Natürlich wissen wir noch viel zu wenig, als dass die Naturwissenschaft unsere Existenz oder die Welt in letzter Konsequenz schlüssig erklären könnte. Dennoch befinden sich die Bildersysteme der Religionen immer in Konkurrenz mit dem, was noch glaubhaft ist und was nicht mehr. Diese Konkurrenz verändert und entwickelt die Religionen auf lange Sicht. Methoden und Strategien, mit den Kräften der inneren und der äußeren Welt umzugehen, ändern sich mit unserem Wissen über diese Kräfte, und so ändern sich auch die Bilder und Metaphern der Religionen. Irgendwann, in vielen tausend Jahren wird es wahrscheinlich keinen Unterschied mehr geben zwischen Religion und Wissenschaft, weil Menschen erkannt haben und wissen, was das Wunder des Seins möglich macht, ohne auf Ahnungen oder Bilder zurückgreifen zu müssen. Das ist keine Entzauberung der Wirklichkeit, wie sie durch die "rationalen" Weltbilder der Gegenwart geschieht. Im Gegenteil. All das, was die Religionen nur ahnen, wovon sie nur stammeln können, weil wir noch zu wenig wissen, wird dann Teil der Wissenschaft sein. Religion wird wissenschaftlicher und Wissenschaft wird religiöser, weil letztere dann immer mehr dazu beitragen kann, die inneren und äußeren Kräfte, die unser Sein bestimmen, günstig zu beeinflussen und zu verstehen. Bisher macht das noch in vielen Fällen die Religion.

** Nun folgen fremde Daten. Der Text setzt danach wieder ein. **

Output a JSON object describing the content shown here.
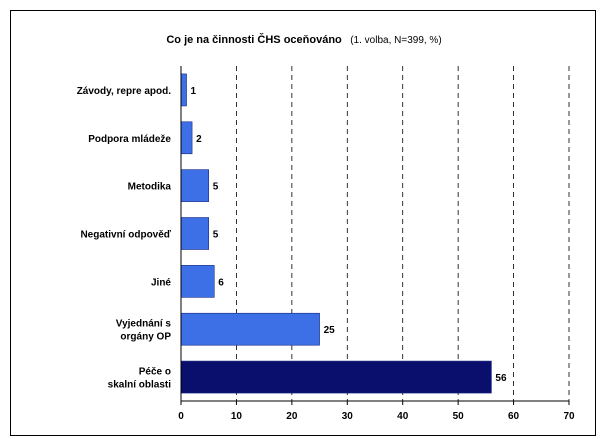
{
  "chart_data": {
    "type": "bar",
    "orientation": "horizontal",
    "title": "Co je na činnosti ČHS oceňováno",
    "subtitle": "(1. volba, N=399, %)",
    "categories": [
      "Závody, repre apod.",
      "Podpora mládeže",
      "Metodika",
      "Negativní odpověď",
      "Jiné",
      "Vyjednání s orgány OP",
      "Péče o skalní oblasti"
    ],
    "values": [
      1,
      2,
      5,
      5,
      6,
      25,
      56
    ],
    "data_labels": [
      "1",
      "2",
      "5",
      "5",
      "6",
      "25",
      "56"
    ],
    "xlim": [
      0,
      70
    ],
    "xticks": [
      "0",
      "10",
      "20",
      "30",
      "40",
      "50",
      "60",
      "70"
    ],
    "grid": "vertical-dashed",
    "legend": "none",
    "colors": {
      "bar": "#3d6fe6",
      "highlight": "#0a0f6e",
      "grid": "#000000"
    },
    "highlight_index": 6
  }
}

Der Buddhismus ist eine Religion, weil viele Teile seiner Lehre ins Unbekannte münden, zu dem die Wissenschaft noch keinen Zugang hat. Er arbeitet mit Bildern und Metaphern, die Kräfte in uns adressierbar und beeinflussbar machen. Nicht zuletzt – und das finde ich besonders wertvoll – öffnet der Buddhismus mir die Augen, welchem Wunder ich gegenüberstehe, indem etwas ist und nicht nichts.